Isolation and characterization of Df(2L)BSC239
Stacey Christensen and Kevin Cook
Bloomington Stock Center
Indiana University
Df(2L)BSC239 was isolated as a FLP recombinase-induced recombination event involving P{XP}CG9162d03190 and PBac{WH}CG31640f05536. The deletion was isolated as a chromosome lacking miniwhite markers in progeny of P{hsFLP}1, y1 w1118; P{XP}CG9162d03190/PBac{WH}CG31640f05536 males crossed to w1118; P{hs-hid}2, wgSp-1/CyO females.
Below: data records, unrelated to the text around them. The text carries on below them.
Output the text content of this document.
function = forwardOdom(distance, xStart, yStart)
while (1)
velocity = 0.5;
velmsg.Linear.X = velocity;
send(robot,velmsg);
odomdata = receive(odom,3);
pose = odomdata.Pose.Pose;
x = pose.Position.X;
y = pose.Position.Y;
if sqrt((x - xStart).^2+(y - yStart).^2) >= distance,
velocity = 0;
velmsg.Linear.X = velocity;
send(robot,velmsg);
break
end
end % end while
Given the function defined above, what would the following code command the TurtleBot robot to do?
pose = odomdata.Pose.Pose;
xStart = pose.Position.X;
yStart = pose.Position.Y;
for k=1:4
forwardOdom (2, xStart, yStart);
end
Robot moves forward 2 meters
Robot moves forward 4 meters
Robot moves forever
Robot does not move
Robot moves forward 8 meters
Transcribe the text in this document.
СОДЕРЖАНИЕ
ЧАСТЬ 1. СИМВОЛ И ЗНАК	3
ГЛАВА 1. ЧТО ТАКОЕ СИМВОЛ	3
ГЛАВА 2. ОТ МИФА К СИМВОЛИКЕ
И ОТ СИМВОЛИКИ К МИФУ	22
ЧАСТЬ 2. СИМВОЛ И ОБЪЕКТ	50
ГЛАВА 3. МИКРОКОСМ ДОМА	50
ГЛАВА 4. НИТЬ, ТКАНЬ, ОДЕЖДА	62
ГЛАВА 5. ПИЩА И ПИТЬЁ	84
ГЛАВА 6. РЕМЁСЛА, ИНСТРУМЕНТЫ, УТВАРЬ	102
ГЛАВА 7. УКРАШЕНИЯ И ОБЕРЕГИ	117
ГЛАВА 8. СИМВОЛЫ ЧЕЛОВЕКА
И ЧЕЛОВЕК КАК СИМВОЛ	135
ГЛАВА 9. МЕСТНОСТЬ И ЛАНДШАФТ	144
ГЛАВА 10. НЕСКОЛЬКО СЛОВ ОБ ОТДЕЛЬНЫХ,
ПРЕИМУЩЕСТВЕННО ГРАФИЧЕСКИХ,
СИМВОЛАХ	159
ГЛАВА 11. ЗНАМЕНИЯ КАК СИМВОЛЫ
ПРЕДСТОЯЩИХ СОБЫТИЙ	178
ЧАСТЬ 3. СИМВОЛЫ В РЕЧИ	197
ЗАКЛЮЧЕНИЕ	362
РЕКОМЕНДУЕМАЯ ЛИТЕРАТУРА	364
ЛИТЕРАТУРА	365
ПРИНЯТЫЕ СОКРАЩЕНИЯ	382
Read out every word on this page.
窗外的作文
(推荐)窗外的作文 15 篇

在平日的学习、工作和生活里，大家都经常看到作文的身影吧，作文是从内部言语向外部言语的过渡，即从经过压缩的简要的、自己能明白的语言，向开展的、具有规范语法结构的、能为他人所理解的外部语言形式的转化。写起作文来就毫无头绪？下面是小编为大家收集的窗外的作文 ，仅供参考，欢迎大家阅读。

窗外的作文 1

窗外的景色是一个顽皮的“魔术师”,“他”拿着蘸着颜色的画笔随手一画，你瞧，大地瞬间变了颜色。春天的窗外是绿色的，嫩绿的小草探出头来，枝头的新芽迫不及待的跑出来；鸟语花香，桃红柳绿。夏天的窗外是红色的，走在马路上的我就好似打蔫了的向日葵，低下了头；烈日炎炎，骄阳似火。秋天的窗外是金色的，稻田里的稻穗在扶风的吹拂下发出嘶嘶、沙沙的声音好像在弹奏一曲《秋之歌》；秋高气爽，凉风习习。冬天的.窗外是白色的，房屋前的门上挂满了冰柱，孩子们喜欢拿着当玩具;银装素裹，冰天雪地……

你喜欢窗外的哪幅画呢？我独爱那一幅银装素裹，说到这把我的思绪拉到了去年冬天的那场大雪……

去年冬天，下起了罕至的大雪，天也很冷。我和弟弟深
These males were heat shocked as larvae as described in Parks et al., Nature Genetics 36: 288-292, 2004 (FBrf0175003). This cross and crosses in preceding and succeeding generations maintained the original genetic background of the Exelixis insertion stocks (Thibault et al., Nature Genetics 36: 283-287, 2004; FBrf0175002). The recombination event generated the genetic element P+PBac{XP5.WH5}BSC239 from the segment of P{XP}CG9162d03190 to the left of its FRT site and the segment of PBac{WH}CG31640f05536 to the right of its FRT site. Its presence was verified using the PCR methods and primers described in Parks et al. The cytological breakpoints of Df(2L)BSC239 predicted from the Release 4 genomic coordinates of the transposable element insertions sites are 26B4;26B11. It failed to complement Kr-h110642 and Df(2L)ED384.